Anggota DPR Komisi XI Hendrawan Supratikno mengatakan pihaknya belum juga menerima draft RUU dari pemerintah. Selain itu, Komisi XI juga telah memiliki daftar tunggu untuk pembahasan sejumlah RUU lain .
"[Pembahasan RUU Penjaminan Polis] Belum dimulai karena kesibukan Komisi membahas RUU yang sedang berjalan dan belum tuntas sampai sekarang," kata Hendrawan kepada Bisnis, Selasa (27/6/2018).
Dia menjelaskan saat ini legislator tengah membahas RUU Penerimaan Negara Bukan Pajak (PNBP) dan RUU Ketentuan Umum dan Tata Cara Perpajakan (KUP).
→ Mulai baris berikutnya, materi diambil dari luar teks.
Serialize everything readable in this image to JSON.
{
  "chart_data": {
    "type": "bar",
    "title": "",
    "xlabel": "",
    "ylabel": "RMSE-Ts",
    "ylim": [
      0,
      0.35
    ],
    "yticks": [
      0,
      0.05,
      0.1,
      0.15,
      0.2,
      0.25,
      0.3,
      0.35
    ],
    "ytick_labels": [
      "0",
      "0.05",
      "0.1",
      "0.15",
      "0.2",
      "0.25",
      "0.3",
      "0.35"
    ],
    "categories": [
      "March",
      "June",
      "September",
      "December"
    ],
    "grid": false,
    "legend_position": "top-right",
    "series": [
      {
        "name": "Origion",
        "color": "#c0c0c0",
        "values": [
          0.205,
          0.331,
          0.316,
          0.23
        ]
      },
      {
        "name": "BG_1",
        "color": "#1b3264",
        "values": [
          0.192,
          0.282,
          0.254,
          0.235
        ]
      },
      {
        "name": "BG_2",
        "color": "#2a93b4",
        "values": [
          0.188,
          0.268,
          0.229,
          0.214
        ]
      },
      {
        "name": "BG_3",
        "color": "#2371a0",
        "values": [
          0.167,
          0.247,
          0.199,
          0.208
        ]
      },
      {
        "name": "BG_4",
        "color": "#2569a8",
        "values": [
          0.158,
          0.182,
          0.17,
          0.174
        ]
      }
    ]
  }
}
RUU KUP masuk dalam Prolegnas prioritas 2017 sehingga pembahasannya dikebut. Hendrawan mengatakan pembahasan yang cukup alot menjadikan dua RUU tersebut tak kunjung tuntas.
Undang-Undang No.40/2014 tentang Perasuransian dalam Pasal 53 ayat 1 UU menyebutkan bahwa perusahaan asuransi dan perusahaan asuransi syariah wajib menjadi peserta program penjaminan polis.
Adapun, penyelengaraan program penjaminan polis akan diatur dengan undang-undang (UU) yang harus terbentuk selambat-lambatnya 3 tahun sejak UU tentang Perasuransian diundangkan, yaitu pada 17 Oktober 2017. Dengan demikian, pemerintah dan DPR telah melewati tenggat pembentukan lembaga penjaminan polis yang diamanatkan undang-undang.